Conflicto Israel-Palestina llegó a Monopolio

HASBRO INC., LA FIRMA dueña de Monopolio, emprendió una cruzada para escoger por votación popular las ciudades del mundo que podrían figurar en una versión global del juego. Un ejercicio que parecería intrascendente pero no para el juego de mesa que ha sobrevivido a la fuerte competencia de los videos juegos de la era cibernética.

Jerusalén, Israel, figuraba en la lista de ciudades sobre las cuales la gente debía votar por medio de Internet. Pero más se demoró Hasbro en publicar las 68 ciudades nominadas, que las quejas en llegar. Un grupo pro Palestina, fanático del juego, hizo eliminar a Israel del portal de Internet. La consecuencia es que sólo quedaron 67 capitales con sus países respectivos -entre ellas Bogotá, Colombia- y una ciudad sin dueño: Jerusalén.

Como era de esperarse, el turno de las protestas fue para los defensores de Israel. David Saranga, cónsul israelí en Nueva York, dijo que había recibido muchas llamadas de paisanos furiosos, quejas que también expresaron por Internet, lo que llevó a la compañía a ofrecer disculpas por haber promovido, sin querer, un debate político y simplemente eliminó los países. Así, todos contentos. El resultado final de la convocatoria, que llegó a cinco millones y que terminó hace poco, es un misterio. El nuevo tablero sale a la venta en septiembre.

El episodio es solo una muestra más de la popularidad de Monopolio, un juego que tiene 75 años de vida y que han jugado 750 millones de personas en 103 países y en 37 idiomas, sin contar versiones piratas. Un juego al que la política no sólo lo ha tocado en el caso Israel-Palestina. Durante la II Guerra Mundial y con la complicidad de los fabricantes, fueron escondidos mapas de escape, coordenadas y dinero de verdad en tableros de Monopolio, que luego eran entregados por la Cruz Roja Internacional en los campos de prisioneros en Alemania.
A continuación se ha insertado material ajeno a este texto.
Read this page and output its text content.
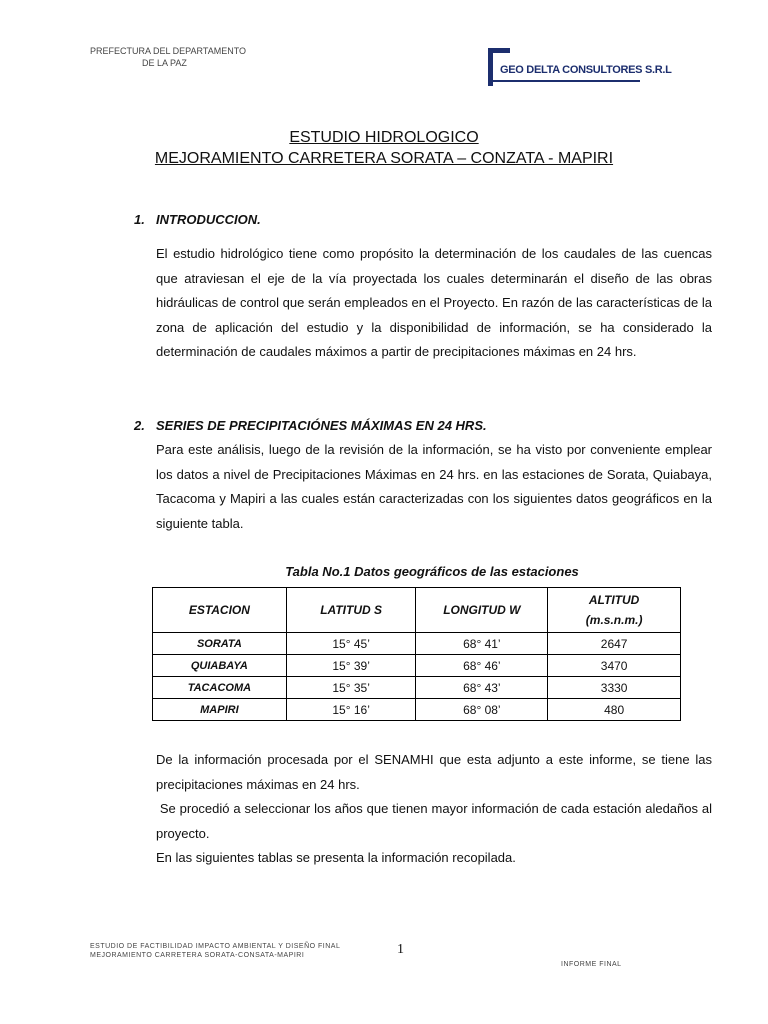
PREFECTURA DEL DEPARTAMENTO
DE LA PAZ
GEO DELTA CONSULTORES S.R.L
ESTUDIO HIDROLOGICO
MEJORAMIENTO CARRETERA SORATA – CONZATA - MAPIRI
1. INTRODUCCION.
El estudio hidrológico tiene como propósito la determinación de los caudales de las cuencas que atraviesan el eje de la vía proyectada los cuales determinarán el diseño de las obras hidráulicas de control que serán empleados en el Proyecto. En razón de las características de la zona de aplicación del estudio y la disponibilidad de información, se ha considerado la determinación de caudales máximos a partir de precipitaciones máximas en 24 hrs.
2. SERIES DE PRECIPITACIÓNES MÁXIMAS EN 24 HRS.
Para este análisis, luego de la revisión de la información, se ha visto por conveniente emplear los datos a nivel de Precipitaciones Máximas en 24 hrs. en las estaciones de Sorata, Quiabaya, Tacacoma y Mapiri a las cuales están caracterizadas con los siguientes datos geográficos en la siguiente tabla.
Tabla No.1 Datos geográficos de las estaciones
ESTACION	LATITUD S	LONGITUD W	ALTITUD
(m.s.n.m.)

SORATA	15° 45’	68° 41’	2647
QUIABAYA	15° 39’	68° 46’	3470
TACACOMA	15° 35’	68° 43’	3330
MAPIRI	15° 16’	68° 08’	480
De la información procesada por el SENAMHI que esta adjunto a este informe, se tiene las precipitaciones máximas en 24 hrs.
Se procedió a seleccionar los años que tienen mayor información de cada estación aledaños al proyecto.
En las siguientes tablas se presenta la información recopilada.
ESTUDIO DE FACTIBILIDAD IMPACTO AMBIENTAL Y DISEÑO FINAL
MEJORAMIENTO CARRETERA SORATA-CONSATA-MAPIRI	1
INFORME FINAL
Y Fidel Castro, cuando llegó al poder, ordenó la destrucción de todos los juegos que existían en Cuba. 

Datos curiosos

El éxito del Monopolio es tal, que un reconocido director de cine, Ridley Scott -el mismo de Blade Runner y Black Hawk Down- se inspiró en él para realizar un thriller cómico, según le contó al L.A. Times. Por ahora son rumores y aunque el proyecto no deja de ser extraño, ya se barajan los nombres de Scarlett Johannson y Kirsten Dunst.

Pero hay más datos curiosos, éstos sí confirmados: hace 30 años, la exclusiva tienda por departamentos Neiman Marcus sacó a la venta una versión hecha en chocolate que vendió en 600 dólares, y Nasa encargó una edición especial para que sus astronautas jugaran en el espacio. Además, fue el pasatiempo favorito de la tripulación del submarino estadounidense Seawolf, y F.A.O. Schwarz, el emblemático almacén de juguetes de Nueva York, vendió un juego en cuero y terciopelo por 100.000 dólares.

La partida de Monopolio más larga de la historia, según los récords Guinness, duró 1.680 horas, es decir, 70 días. Y países como Australia, China, República Checa, Dinamarca, Egipto, Finlandia, Hong Kong, Indonesia, Irán, Israel, Paquistán, Perú, Polonia, Turquía y Panamá tienen sus versiones propias, lo mismo que Elvis Presley, Coca-Cola y Shrek. 

¿Cuál es el encanto? Quizás la posibilidad de invertir, de tomar riesgos y hacerse rico en un par de horas. Tal vez la posibilidad de construir hoteles, de comprar una estación de tren o de ver a un tío insoportable en la cárcel y quebrado. En el fondo, la emoción que produce competir. En el futuro, podría ser ver a Bogotá en un tablero del rey de todos los juegos.